The interactive event offered hands-on activities, workshops, and informational booths highlighting apprenticeships and debt-free training options for careers in the construction trades. Most activities are run by tradeswomen, who volunteer to show that construction isn’t just for men. 

“I am the first generation in the craft, in any type of construction, so it’s important for me to help people see that there are other women out here,” said Barbara Diamondbackeyez, a journeyman laborer with Laborers Local 737. “It’s not just a man’s job.” 

Diamondbackeyez volunteered at the Local 737 booth, where attendees could use a hand tool to chip cement from a concrete block. She said watching the students try out the tool for the first time reminded her that kids aren’t usually exposed to the construction trades, so they might never consider it as a career option. That’s especially true for girls, who are underrepresented in the trades. In Oregon, women make up just 9% of apprentices. 

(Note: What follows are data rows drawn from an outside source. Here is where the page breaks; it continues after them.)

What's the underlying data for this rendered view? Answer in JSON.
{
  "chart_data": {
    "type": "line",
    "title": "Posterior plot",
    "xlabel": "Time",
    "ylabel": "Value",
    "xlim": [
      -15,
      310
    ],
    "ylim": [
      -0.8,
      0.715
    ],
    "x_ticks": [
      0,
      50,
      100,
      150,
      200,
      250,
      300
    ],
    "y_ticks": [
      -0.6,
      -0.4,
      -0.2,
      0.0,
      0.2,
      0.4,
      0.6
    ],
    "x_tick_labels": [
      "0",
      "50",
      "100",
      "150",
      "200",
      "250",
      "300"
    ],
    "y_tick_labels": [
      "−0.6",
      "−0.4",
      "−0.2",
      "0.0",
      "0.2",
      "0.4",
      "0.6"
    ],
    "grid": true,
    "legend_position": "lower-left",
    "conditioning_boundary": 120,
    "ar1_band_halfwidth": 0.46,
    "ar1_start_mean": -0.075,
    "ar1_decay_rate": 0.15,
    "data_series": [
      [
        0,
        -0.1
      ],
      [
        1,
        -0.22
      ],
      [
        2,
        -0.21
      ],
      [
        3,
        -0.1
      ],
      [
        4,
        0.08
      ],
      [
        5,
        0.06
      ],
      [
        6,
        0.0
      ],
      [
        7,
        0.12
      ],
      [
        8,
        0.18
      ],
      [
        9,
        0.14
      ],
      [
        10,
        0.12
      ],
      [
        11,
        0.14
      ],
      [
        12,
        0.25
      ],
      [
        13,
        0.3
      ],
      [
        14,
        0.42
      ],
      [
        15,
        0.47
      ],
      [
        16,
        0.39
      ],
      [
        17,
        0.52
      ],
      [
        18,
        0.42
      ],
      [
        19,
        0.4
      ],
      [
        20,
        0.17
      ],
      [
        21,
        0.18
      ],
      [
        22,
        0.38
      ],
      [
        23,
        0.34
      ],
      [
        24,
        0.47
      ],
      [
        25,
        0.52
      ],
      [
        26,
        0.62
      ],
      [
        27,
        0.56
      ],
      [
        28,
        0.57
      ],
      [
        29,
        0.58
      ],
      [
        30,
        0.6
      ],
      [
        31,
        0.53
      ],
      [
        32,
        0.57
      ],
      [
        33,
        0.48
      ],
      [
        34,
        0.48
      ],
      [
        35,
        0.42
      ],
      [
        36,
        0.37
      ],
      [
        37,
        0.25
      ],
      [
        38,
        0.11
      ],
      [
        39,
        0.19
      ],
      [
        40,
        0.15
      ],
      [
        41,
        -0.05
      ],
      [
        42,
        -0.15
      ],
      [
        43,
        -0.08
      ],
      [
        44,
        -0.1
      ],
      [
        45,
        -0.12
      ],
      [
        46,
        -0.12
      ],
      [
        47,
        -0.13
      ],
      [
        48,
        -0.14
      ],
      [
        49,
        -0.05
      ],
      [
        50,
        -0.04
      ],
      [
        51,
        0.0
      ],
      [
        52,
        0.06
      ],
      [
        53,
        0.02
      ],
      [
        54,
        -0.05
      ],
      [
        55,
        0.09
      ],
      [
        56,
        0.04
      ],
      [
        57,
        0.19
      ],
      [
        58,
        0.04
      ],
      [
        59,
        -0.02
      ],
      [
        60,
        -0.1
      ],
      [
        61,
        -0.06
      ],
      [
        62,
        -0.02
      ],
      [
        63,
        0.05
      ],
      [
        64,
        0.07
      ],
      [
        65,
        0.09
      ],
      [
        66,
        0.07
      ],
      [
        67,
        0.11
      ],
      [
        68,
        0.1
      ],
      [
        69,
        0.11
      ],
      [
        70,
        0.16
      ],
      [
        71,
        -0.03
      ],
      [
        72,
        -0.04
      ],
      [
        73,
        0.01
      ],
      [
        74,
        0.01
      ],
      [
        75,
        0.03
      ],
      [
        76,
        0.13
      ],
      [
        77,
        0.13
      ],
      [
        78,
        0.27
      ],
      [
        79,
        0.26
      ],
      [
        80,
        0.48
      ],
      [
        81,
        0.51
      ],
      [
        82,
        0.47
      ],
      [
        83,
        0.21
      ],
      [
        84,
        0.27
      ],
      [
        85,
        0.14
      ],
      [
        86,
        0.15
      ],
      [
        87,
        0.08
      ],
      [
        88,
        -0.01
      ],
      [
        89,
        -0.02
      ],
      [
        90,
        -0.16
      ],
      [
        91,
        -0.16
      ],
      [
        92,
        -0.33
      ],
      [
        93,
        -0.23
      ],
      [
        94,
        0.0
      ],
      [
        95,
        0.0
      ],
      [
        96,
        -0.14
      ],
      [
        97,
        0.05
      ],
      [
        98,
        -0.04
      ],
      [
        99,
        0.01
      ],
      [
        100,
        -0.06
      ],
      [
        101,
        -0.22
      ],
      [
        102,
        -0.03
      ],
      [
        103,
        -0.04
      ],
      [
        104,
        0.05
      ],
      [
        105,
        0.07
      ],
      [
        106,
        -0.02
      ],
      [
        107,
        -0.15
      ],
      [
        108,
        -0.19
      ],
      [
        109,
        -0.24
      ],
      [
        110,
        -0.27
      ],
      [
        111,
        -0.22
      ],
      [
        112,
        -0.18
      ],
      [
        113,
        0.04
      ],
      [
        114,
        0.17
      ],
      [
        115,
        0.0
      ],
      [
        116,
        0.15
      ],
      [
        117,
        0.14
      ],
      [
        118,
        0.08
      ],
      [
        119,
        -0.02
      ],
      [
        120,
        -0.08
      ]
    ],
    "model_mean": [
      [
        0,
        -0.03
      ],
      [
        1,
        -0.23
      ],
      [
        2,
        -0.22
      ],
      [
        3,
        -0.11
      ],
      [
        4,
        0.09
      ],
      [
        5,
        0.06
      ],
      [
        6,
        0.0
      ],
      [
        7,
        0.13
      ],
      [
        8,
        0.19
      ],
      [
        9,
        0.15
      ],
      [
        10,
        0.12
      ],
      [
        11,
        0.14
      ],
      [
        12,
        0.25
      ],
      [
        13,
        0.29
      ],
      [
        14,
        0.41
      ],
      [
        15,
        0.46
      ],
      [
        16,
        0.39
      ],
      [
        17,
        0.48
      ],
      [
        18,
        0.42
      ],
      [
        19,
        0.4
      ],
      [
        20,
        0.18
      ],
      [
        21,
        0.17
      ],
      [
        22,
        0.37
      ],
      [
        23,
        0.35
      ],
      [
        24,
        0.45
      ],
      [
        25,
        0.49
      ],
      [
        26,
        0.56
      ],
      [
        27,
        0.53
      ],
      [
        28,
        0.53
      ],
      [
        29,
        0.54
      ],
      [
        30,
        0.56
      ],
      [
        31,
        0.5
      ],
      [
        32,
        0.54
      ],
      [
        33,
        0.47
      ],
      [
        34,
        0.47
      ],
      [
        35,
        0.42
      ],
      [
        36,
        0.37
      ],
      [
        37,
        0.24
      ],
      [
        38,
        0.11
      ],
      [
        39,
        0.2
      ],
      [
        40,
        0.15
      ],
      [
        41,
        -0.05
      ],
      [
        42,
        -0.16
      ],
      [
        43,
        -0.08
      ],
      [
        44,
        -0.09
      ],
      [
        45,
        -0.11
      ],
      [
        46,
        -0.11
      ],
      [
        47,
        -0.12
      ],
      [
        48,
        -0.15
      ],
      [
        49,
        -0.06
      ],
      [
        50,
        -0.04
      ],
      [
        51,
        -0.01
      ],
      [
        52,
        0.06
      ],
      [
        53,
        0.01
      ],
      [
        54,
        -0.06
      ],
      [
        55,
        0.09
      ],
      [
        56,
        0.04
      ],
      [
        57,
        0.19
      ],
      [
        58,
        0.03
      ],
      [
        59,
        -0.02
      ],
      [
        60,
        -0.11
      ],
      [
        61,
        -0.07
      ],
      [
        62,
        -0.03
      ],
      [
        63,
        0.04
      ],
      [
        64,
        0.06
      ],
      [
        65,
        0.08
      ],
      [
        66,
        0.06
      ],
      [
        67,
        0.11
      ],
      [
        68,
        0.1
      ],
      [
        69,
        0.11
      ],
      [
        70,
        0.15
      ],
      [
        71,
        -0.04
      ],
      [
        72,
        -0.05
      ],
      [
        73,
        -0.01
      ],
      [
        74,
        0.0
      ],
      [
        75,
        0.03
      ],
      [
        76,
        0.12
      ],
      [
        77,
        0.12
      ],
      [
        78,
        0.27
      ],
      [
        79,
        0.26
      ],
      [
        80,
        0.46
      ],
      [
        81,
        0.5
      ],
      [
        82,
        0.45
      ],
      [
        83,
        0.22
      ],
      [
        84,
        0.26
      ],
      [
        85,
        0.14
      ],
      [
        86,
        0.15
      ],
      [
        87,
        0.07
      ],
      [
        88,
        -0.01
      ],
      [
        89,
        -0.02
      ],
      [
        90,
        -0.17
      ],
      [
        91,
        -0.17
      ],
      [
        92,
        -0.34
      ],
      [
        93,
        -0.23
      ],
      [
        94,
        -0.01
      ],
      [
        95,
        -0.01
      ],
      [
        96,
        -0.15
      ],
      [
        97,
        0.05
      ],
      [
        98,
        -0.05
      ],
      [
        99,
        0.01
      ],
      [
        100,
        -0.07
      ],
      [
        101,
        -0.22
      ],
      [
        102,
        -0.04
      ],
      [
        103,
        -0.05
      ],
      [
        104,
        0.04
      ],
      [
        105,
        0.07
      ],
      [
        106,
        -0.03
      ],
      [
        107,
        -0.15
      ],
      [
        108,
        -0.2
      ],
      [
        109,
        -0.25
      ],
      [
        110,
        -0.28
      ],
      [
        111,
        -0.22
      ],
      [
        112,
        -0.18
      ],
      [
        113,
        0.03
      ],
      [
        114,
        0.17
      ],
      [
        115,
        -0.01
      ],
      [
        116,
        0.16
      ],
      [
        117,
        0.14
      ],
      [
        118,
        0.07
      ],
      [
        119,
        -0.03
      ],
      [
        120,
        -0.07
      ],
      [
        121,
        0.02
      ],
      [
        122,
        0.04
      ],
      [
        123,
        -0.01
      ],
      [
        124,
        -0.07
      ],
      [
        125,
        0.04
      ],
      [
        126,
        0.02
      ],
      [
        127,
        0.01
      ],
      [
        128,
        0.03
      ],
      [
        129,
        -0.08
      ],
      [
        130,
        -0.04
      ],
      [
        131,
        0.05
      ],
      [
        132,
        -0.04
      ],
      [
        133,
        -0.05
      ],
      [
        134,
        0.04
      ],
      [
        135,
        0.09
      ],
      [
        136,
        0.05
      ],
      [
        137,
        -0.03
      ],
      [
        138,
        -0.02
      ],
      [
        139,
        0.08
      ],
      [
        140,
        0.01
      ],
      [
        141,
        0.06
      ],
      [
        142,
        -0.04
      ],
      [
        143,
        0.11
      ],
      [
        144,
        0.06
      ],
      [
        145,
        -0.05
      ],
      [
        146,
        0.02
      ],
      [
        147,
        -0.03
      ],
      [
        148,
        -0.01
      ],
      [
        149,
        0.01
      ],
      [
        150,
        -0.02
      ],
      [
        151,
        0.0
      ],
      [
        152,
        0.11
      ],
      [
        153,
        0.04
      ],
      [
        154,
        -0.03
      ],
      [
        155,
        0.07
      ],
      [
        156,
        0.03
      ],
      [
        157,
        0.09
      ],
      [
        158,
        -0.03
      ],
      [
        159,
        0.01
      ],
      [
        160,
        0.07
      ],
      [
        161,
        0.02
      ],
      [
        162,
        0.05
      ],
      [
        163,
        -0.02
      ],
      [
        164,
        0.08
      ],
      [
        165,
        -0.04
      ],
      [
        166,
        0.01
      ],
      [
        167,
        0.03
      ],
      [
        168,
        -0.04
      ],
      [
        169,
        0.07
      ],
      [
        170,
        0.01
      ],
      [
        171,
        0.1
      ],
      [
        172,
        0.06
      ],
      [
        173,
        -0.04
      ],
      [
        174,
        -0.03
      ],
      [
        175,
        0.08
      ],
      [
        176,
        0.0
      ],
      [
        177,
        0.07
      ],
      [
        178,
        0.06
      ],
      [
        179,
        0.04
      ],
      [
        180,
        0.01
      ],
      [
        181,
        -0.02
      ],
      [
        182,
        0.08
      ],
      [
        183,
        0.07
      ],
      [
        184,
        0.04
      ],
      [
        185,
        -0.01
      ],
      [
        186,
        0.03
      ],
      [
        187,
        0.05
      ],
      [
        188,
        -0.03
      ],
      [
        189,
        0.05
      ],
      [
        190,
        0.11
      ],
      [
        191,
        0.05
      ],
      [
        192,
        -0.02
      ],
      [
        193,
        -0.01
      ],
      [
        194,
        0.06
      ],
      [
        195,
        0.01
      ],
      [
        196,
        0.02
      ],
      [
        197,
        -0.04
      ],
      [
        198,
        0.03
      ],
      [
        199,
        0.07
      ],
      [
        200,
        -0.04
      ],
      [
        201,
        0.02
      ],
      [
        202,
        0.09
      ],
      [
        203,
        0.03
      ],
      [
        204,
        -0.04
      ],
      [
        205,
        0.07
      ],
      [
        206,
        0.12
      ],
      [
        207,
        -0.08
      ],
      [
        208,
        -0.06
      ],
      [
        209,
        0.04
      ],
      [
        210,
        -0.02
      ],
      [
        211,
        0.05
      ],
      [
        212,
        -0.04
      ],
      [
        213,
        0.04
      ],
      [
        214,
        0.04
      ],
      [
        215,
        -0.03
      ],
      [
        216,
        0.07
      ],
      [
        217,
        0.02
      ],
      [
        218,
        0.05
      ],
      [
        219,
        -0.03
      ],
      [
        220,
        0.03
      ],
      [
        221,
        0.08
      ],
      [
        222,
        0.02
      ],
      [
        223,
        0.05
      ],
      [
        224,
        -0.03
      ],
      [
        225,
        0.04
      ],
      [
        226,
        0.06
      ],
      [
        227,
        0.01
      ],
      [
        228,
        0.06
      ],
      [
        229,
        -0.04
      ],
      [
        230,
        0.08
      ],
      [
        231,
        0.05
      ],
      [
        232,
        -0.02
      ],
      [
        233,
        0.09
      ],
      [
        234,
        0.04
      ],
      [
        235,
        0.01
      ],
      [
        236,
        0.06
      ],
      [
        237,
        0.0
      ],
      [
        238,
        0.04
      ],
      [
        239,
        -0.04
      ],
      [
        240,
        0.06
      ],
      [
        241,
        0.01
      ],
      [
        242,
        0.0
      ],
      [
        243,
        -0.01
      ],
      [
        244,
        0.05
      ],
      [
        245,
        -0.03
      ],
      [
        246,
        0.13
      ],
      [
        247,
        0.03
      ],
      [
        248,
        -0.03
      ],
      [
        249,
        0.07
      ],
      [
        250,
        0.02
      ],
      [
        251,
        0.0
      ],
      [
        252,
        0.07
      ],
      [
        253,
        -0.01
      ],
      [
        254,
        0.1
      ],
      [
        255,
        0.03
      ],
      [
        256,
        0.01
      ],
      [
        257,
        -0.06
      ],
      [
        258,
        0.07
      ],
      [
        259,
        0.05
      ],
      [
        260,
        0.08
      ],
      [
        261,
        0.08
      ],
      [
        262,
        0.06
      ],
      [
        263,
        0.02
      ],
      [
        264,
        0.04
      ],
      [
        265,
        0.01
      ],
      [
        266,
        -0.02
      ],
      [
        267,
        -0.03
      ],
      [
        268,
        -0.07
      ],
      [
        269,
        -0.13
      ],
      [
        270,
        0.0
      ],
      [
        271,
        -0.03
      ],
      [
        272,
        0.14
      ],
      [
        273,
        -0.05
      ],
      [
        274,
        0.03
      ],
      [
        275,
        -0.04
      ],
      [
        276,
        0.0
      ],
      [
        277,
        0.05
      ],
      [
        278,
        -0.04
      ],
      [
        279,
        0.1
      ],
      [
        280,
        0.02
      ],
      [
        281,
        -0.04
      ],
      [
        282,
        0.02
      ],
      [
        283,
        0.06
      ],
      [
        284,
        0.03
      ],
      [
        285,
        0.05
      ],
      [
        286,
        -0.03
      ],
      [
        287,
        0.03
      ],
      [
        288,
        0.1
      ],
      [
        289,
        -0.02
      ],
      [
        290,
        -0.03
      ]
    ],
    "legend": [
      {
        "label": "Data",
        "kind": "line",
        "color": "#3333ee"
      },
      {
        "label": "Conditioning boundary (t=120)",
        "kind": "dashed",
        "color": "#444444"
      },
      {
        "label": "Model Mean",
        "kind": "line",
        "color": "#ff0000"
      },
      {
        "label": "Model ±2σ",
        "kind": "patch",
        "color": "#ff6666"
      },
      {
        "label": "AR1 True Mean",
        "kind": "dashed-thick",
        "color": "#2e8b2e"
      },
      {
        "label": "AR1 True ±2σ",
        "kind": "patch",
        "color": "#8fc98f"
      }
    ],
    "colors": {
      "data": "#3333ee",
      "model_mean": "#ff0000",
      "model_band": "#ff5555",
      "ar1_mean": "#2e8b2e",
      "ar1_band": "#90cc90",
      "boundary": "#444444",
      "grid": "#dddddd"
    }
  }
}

Amiyah Sanders and Lauralynn Cummings, eighth graders at Houck Middle School in Salem, said they could see themselves as tradeswomen one day, especially after a day scaling beams with Ironworkers Local 29 and welding with Plumbers and Steamfitters Local 290 at the career fair. 

“I knew (the trades) were an option, but it was always in the back of my mind,” Sanders said. “Now I’m thinking more about it. … I didn’t expect to like it so much!” 

Cummings said it’s important for girls to get to try new things — and to see workers who look like them actually doing that work. That’s why Jimenez, the journeyman carpenter, says she wore dangly beaded earrings and blue, white, and silver nail polish during the fair. 

“The stereotypical construction worker is a white male,” Jimenez said. “You don’t see a lot of feminine women. … I want the girls to see that you don’t have to lose your femininity in trades.” 

Growing up, Jimenez knew she liked working with her hands but was told that carpentry was for boys. She wishes she had someone to encourage her to join when she was younger. She tries to be that role model for girls now. 

“I invited some of the older high school seniors to our Sisters in the Brotherhood meeting,” Jimenez said. “I’ll lead them to water. That’s all I can do.”